The sleepover was just one of many other events that were part of Hunger and Homelessness Action Week, sponsored by GMU Campus Ministry Association.
“The whole week there were events to raise awareness and do practical things to help out. The event was to sleep outside and raise awareness,” said senior Heleena Winter, who participated in the sleep-out.
According to the association’s website, the purpose of Action Week is “to provide opportunities for every member of the GMU community to take action on behalf of the millions of people around the world and right here in Fairfax who go without the most basic necessities of human life.”
The students at the sleep-out were from different Christian ministries. Two were from Catholic Campus Ministries, and the rest, about 15 students, belonged to Crossroads, the college student ministry of Sovereign Grace Church in Fairfax.

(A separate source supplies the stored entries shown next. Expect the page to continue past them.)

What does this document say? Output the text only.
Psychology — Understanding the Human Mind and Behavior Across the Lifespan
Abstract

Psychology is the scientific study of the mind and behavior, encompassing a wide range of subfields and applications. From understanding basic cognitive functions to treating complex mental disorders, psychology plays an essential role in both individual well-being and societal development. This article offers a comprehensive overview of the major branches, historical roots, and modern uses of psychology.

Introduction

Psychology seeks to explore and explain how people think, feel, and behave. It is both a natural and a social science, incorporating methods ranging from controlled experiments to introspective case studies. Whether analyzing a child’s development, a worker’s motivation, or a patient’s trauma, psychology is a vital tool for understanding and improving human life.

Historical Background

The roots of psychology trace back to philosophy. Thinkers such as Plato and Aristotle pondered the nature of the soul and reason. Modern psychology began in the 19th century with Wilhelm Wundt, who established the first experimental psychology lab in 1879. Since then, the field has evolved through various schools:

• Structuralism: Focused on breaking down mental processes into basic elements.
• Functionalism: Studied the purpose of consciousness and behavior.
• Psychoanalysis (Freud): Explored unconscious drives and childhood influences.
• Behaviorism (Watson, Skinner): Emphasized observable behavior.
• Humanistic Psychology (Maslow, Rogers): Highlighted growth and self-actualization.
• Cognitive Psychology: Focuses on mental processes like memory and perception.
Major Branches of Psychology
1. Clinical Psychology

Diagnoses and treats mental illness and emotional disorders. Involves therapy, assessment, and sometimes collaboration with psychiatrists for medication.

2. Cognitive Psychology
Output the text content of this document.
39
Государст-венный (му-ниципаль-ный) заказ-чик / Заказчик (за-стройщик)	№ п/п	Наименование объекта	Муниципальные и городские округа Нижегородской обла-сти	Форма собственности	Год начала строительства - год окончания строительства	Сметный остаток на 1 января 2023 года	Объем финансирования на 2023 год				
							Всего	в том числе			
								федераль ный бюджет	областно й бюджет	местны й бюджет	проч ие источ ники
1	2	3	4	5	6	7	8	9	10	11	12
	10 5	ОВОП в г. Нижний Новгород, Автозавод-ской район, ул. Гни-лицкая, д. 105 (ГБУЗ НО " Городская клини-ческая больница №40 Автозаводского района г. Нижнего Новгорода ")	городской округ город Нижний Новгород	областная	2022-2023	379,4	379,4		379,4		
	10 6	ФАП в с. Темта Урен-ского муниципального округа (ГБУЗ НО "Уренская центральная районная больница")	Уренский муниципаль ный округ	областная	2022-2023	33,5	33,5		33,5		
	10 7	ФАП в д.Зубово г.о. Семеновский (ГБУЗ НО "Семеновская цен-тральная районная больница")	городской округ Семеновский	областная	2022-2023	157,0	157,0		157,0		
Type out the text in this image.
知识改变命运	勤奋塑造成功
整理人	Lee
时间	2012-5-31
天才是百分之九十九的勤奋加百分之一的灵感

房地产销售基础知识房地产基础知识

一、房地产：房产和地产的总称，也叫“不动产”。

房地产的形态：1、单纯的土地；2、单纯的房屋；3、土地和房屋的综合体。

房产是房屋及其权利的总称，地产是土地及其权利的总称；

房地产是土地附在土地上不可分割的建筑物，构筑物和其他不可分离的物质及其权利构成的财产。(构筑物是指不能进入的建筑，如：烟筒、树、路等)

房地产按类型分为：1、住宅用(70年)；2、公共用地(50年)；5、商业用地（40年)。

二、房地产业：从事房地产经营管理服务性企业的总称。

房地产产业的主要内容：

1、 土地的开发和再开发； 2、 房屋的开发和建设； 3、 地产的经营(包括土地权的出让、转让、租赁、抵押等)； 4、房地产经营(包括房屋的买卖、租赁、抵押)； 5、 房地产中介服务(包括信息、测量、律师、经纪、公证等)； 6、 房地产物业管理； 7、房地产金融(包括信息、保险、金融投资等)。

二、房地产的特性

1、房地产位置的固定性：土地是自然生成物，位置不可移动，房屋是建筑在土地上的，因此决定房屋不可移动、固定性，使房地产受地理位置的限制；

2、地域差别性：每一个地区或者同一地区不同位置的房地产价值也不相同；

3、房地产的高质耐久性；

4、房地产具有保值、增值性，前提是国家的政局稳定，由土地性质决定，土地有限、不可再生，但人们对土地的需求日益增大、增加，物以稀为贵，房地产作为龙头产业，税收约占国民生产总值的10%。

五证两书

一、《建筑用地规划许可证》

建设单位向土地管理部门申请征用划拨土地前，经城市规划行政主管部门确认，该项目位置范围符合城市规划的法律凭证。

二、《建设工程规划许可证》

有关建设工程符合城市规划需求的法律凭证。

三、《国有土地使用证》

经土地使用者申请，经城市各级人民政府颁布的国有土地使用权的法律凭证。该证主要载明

The sleep-out allowed participants to actually spend a night as the homeless do: outside in extreme temperatures, on the hard pavement and without shelter.
“A lot of people were really curious about why we were out there and what we were doing,” Winter said. “It is really rough sleeping outside. The cold wakes you up, and you just don’t sleep well. We had luxury living because we had boxes and hot chocolate… but even with what we had it was still really rough.”
A group from the Christian campus ministry, InterVarsity, had eaten lunch with the homeless in DC earlier that day.
“It was a really good follow-up to going down to DC. We sat and ate lunch with them and brought two bagged lunches each, and just sat with them and listened to their stories. Having had those conversations and then sleeping outside, it really helped me take what they had told us and then experience it to a small degree,” Winter said.
The students gathered in North Plaza around 9 p.m. and constructed cardboard shacks with duct tape to keep out the cold. Most got to sleep around 2 a.m.,then they packed up and left by 7 a.m.
“We were all cold and tired together,” Winter said. “I think it would have been really hard to do it by myself. We had some really good conversations about what does it take to get people off the street.”